Ah ha! Clearly the 30 year mortgage is the best choice for your finances. Um, maybe.

We have assumed a 9 percent return on your investment of that $401 monthly savings. What happens if the actual return were only 5 percent? You would lose money. I used Excel’s “Goal Seek” tool to give me the required rate of return that $401 monthly investment would need to make someone indifferent (meaning you would break even) with the 15 vs 30 year mortgage question. The break-even rate of return is 7.82 percent. Basically, you would need to make sure you had a return 2.41% above your 30-yr fixed rate (assuming these BankRate.com numbers of course) to make sure you at least broke even. Any return below that and you would have been better off with the 15 year mortgage.

But we really should slow down and take a look at the personal side of personal finance. We really should be talking a lot more about peace of mind and a lot less about the numbers.
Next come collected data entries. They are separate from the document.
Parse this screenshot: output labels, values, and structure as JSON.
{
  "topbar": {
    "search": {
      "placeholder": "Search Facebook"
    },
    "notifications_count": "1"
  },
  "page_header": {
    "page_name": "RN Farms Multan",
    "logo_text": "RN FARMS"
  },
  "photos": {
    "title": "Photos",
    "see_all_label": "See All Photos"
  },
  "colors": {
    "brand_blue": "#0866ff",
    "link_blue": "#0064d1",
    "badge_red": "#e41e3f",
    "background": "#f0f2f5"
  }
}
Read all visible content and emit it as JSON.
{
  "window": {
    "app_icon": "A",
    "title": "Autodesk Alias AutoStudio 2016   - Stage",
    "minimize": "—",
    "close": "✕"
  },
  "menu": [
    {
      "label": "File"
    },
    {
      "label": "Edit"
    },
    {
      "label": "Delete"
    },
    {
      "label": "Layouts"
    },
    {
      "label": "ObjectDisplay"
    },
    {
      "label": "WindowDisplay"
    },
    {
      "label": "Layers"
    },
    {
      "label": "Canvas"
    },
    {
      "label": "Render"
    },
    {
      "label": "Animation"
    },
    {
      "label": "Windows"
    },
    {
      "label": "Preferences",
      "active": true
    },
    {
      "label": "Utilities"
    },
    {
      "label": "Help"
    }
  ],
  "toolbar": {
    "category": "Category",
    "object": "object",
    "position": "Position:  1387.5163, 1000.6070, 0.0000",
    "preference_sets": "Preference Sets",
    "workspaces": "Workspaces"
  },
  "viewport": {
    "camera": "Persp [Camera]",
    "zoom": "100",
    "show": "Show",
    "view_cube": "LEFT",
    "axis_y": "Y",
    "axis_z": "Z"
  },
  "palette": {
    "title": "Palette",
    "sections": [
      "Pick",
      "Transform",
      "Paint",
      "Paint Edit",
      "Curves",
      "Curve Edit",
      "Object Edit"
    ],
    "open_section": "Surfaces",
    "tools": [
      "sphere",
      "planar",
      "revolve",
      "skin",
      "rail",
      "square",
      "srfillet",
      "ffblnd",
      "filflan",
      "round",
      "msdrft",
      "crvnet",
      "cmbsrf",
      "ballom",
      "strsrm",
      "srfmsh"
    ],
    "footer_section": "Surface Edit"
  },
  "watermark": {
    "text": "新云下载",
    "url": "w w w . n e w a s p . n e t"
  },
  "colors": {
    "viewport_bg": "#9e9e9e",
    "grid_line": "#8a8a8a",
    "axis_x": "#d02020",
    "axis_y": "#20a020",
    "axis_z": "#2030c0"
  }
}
Consider this question: How much is your peace of mind worth? I personally believe one derives a lot of peace of mind from being debt free (I am completely debt free by the way). Is your peace of mind worth $105,271 over a 30 year period? Maybe I should break that down a bit. Is your peace of mind worth $292 per month? What I’m trying to get at here is this: to be debt free is something quite out of the ordinary - quite extraordinary in our day. The 15 vs 30 year mortgage question should be answered considering your peace of mind.

Honestly answer these questions:

1. Would you really invest that $401 savings?
2. Do you feel certain that if you did, your money would give you a return greater than 7.82 percent?
3. How would it feel to be completely debt free?

I ask you these questions because I think these answers will ultimately help you find the answer to the 15 vs 30 year mortgage question. If you answered “No” to question one or two, then I strongly encourage you to choose the 15 year mortgage. It guarantees you get out of debt in 15 years.

I personally have chosen to be debt free. It’s worth it!